Right now the Democratic Party leaders put on Kunta Kinte cloth and John didn't read deeply enough into that article to even know what they were doing, but they are out there trying to do that. Joe Biden has his sunglasses on, but the world is still moving whether there is a Capital Hill Autonomous Zone or not. This is a time to punch Nazis and there will come a day when it is not time to punch Nazis anymore and punching Nazis is not in and of itself an ideology. It is a weird tone, saying the Bernie bro attitudes of two years ago have been vindicated in all this.

Maybe the full reflection and its accounting won't happen until two years from now when people who have lived through this will be able to see it as part of a continuum. There was the world as it was in 2014, there was the world as it was in 2018, there was the world in 2020, and then there is the world in 2024, and it is not until you see all of them laid out together that you see how all those pieces and parts work together and you find out where you land.

Capitol Hill Autonomous Zone and the defunding of the Minneapolis Police Department are not the end, it is not where we land, but it is where we are. We just hope that where we land further up the street than where we started and it is not necessarily so.
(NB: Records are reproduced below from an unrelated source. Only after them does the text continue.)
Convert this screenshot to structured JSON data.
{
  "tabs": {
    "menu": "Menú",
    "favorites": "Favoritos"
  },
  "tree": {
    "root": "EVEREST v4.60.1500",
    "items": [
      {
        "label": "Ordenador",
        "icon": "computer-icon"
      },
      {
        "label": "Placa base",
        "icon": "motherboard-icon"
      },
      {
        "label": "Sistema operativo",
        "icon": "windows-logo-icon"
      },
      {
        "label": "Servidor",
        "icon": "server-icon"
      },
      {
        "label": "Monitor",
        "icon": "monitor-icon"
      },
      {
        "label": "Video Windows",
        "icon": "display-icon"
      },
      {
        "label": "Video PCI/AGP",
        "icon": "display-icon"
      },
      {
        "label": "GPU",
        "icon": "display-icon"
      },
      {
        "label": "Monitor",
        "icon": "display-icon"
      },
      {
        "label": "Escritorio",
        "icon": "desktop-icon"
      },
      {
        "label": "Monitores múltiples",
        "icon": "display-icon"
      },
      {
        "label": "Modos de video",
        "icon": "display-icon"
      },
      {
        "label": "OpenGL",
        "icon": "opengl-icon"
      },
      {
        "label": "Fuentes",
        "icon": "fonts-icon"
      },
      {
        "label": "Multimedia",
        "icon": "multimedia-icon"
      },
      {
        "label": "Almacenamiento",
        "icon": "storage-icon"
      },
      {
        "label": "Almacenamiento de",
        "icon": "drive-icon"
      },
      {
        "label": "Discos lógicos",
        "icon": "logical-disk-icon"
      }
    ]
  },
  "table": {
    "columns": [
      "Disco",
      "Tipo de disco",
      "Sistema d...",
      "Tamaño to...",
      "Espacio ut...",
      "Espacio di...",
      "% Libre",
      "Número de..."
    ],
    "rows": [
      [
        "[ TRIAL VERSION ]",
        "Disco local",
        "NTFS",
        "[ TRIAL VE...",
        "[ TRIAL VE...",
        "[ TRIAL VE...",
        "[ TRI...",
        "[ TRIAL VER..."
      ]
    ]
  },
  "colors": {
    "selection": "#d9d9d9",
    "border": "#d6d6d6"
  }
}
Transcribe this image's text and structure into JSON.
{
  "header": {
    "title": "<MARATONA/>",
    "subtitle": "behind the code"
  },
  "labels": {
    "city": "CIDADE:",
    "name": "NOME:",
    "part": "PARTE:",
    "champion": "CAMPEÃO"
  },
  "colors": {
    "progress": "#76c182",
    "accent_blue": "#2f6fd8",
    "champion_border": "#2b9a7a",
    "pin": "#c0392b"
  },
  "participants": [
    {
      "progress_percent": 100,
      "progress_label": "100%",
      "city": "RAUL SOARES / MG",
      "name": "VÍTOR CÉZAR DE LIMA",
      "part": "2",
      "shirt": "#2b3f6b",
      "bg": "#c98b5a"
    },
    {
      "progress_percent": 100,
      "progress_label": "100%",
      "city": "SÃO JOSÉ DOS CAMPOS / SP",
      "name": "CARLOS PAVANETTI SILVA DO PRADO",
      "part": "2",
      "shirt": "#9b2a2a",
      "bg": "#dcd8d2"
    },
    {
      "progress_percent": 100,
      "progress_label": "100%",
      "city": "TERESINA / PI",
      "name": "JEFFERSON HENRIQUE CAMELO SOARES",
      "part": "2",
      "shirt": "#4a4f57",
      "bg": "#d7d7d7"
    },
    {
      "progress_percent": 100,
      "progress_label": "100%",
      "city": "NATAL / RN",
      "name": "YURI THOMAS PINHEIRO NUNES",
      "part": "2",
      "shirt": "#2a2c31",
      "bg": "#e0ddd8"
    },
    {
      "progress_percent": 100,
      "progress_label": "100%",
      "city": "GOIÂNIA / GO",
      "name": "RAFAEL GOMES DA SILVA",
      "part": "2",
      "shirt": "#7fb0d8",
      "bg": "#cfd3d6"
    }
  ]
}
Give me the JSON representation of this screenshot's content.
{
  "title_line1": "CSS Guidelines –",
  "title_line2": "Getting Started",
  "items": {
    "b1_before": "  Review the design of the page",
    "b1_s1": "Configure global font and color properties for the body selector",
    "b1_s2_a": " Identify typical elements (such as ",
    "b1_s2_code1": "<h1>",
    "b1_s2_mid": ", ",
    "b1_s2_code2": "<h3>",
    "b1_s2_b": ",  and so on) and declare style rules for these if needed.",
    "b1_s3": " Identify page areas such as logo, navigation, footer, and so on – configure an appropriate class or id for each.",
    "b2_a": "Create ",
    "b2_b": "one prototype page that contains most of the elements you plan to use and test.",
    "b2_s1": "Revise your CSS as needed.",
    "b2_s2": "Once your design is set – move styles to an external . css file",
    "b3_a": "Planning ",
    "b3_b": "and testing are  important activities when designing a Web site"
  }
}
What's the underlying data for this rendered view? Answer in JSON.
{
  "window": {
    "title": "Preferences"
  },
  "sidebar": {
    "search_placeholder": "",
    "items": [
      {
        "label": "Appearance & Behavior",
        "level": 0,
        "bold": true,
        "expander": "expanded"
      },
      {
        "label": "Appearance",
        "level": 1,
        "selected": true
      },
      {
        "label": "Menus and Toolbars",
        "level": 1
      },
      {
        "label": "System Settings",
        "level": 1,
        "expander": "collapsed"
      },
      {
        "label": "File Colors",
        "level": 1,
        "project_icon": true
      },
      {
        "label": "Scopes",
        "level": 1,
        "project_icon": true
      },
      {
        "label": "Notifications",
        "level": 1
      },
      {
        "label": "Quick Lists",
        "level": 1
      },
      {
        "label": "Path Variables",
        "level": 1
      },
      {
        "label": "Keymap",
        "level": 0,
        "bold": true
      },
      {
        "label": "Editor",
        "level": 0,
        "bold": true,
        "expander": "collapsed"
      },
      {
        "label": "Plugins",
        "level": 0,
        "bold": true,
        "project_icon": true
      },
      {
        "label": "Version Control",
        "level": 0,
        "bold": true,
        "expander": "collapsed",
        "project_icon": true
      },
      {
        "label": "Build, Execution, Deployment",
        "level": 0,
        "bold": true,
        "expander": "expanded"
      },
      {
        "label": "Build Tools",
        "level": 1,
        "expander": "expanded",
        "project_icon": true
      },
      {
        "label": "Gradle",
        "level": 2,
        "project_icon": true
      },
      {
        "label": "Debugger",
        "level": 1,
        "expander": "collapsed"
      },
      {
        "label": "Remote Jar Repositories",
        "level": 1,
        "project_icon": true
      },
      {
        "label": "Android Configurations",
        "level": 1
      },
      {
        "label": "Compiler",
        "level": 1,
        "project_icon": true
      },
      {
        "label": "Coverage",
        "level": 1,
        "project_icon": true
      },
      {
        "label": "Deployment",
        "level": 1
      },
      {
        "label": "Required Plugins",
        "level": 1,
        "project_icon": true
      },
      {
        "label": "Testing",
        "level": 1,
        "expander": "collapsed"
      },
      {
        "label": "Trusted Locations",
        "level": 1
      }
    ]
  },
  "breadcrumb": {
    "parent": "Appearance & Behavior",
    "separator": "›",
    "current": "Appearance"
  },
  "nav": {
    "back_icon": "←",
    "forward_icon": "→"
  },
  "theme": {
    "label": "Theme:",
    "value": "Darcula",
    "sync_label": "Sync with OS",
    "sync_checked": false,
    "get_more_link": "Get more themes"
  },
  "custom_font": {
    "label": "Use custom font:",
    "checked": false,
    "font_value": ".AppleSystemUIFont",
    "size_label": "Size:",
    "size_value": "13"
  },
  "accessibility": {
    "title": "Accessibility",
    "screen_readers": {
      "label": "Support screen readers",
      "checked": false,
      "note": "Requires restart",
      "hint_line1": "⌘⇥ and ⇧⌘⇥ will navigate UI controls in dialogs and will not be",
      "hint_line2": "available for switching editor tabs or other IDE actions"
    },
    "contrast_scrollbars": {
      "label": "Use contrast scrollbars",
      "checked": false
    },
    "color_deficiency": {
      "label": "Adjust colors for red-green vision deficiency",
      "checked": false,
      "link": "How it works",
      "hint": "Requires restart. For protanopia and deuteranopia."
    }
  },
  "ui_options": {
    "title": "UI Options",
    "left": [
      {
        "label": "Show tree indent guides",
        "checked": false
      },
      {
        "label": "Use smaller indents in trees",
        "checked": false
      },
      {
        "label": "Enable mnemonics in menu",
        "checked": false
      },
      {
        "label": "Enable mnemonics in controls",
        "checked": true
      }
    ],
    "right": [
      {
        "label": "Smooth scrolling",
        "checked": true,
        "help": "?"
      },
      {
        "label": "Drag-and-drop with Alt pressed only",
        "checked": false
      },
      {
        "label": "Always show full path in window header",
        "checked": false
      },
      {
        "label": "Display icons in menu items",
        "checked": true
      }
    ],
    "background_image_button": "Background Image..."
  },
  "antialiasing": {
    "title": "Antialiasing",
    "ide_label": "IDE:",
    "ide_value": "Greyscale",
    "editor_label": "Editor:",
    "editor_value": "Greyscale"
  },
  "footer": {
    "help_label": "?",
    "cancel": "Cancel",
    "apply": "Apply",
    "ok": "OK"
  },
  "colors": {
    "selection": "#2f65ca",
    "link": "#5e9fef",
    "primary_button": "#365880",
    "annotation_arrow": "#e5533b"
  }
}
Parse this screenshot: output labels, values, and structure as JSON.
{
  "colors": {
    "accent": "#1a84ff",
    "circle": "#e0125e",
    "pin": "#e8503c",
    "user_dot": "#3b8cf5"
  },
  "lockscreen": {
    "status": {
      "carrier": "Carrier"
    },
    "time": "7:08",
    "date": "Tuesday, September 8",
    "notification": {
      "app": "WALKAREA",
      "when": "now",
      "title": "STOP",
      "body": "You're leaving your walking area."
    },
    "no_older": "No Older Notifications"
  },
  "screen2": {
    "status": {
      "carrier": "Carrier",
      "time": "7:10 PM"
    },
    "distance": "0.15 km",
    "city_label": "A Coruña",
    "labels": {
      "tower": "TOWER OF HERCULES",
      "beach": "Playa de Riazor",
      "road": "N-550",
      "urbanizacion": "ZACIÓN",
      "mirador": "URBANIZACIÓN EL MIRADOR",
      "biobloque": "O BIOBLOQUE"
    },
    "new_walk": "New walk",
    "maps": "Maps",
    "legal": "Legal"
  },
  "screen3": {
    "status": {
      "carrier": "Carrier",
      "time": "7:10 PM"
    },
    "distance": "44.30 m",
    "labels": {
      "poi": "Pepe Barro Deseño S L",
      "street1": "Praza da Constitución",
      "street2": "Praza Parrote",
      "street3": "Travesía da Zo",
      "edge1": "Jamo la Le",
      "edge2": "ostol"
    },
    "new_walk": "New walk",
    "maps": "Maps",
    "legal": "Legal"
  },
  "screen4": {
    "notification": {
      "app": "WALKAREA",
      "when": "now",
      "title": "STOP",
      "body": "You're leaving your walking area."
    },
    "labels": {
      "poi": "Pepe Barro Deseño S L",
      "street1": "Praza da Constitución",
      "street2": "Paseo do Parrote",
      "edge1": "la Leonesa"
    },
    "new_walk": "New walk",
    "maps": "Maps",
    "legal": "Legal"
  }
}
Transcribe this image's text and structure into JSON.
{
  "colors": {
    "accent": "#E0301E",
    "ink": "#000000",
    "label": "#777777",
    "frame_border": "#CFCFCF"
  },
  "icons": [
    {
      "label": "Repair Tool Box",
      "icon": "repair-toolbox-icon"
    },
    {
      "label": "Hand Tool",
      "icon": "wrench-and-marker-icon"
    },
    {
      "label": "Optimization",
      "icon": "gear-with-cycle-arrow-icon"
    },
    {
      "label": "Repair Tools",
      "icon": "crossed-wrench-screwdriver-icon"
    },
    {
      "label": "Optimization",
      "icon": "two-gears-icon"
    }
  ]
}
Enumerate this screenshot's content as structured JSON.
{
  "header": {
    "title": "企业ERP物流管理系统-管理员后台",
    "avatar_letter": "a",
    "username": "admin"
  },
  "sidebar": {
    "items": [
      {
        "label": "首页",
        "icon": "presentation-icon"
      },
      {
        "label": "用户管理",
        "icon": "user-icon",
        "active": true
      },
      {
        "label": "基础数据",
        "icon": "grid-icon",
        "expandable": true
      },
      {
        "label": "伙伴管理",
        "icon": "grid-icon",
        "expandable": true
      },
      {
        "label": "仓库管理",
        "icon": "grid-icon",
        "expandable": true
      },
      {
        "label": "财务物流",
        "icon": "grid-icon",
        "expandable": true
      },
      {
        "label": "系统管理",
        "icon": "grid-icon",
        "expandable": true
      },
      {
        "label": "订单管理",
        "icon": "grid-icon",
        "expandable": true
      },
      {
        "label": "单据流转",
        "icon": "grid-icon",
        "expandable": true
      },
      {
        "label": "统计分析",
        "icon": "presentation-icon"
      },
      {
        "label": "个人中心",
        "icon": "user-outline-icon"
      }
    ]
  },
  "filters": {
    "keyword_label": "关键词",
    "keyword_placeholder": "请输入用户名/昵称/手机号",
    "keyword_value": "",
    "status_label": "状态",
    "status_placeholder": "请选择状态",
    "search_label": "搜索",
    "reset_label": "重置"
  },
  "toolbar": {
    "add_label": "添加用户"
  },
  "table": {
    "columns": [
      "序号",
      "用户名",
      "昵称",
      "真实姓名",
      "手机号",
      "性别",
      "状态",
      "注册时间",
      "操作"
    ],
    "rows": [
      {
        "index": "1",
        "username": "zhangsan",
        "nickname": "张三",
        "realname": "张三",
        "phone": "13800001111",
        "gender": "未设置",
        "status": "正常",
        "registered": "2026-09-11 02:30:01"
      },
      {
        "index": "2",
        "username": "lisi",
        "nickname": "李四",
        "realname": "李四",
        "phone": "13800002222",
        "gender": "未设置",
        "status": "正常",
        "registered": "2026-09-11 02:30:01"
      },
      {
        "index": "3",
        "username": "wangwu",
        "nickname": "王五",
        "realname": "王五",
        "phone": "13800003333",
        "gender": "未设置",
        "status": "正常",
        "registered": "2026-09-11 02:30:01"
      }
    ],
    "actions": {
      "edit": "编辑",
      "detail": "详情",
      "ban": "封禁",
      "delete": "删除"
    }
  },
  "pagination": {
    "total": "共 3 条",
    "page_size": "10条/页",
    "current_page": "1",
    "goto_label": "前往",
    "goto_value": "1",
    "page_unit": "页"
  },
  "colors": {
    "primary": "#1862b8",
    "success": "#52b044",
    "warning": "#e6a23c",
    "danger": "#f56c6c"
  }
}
The cops can still push back harder. The cops didn't go to sleep, they are somewhere right now super pissed, humiliated, licking their wounds, and cleaning their rifles. Bad things can still happen.

John is sitting here in Seattle and he is excited that that we are living through another period of tenacious action because good things do come as a result of this kind of moment. But what has happened right now has not vindicated anybody and we are not sure where we are going to land. What happens if the Capitol Hill Autonomous Zone becomes a hotbed of COVID-19? Hopefully that is not what happens, but hopefully the climate change denying anti-gay megachurches of the Deep South are the ones that become coronavirus hotbeds if we have to pick one place, and not John’s beloved revolutionary enclave of CHAZ.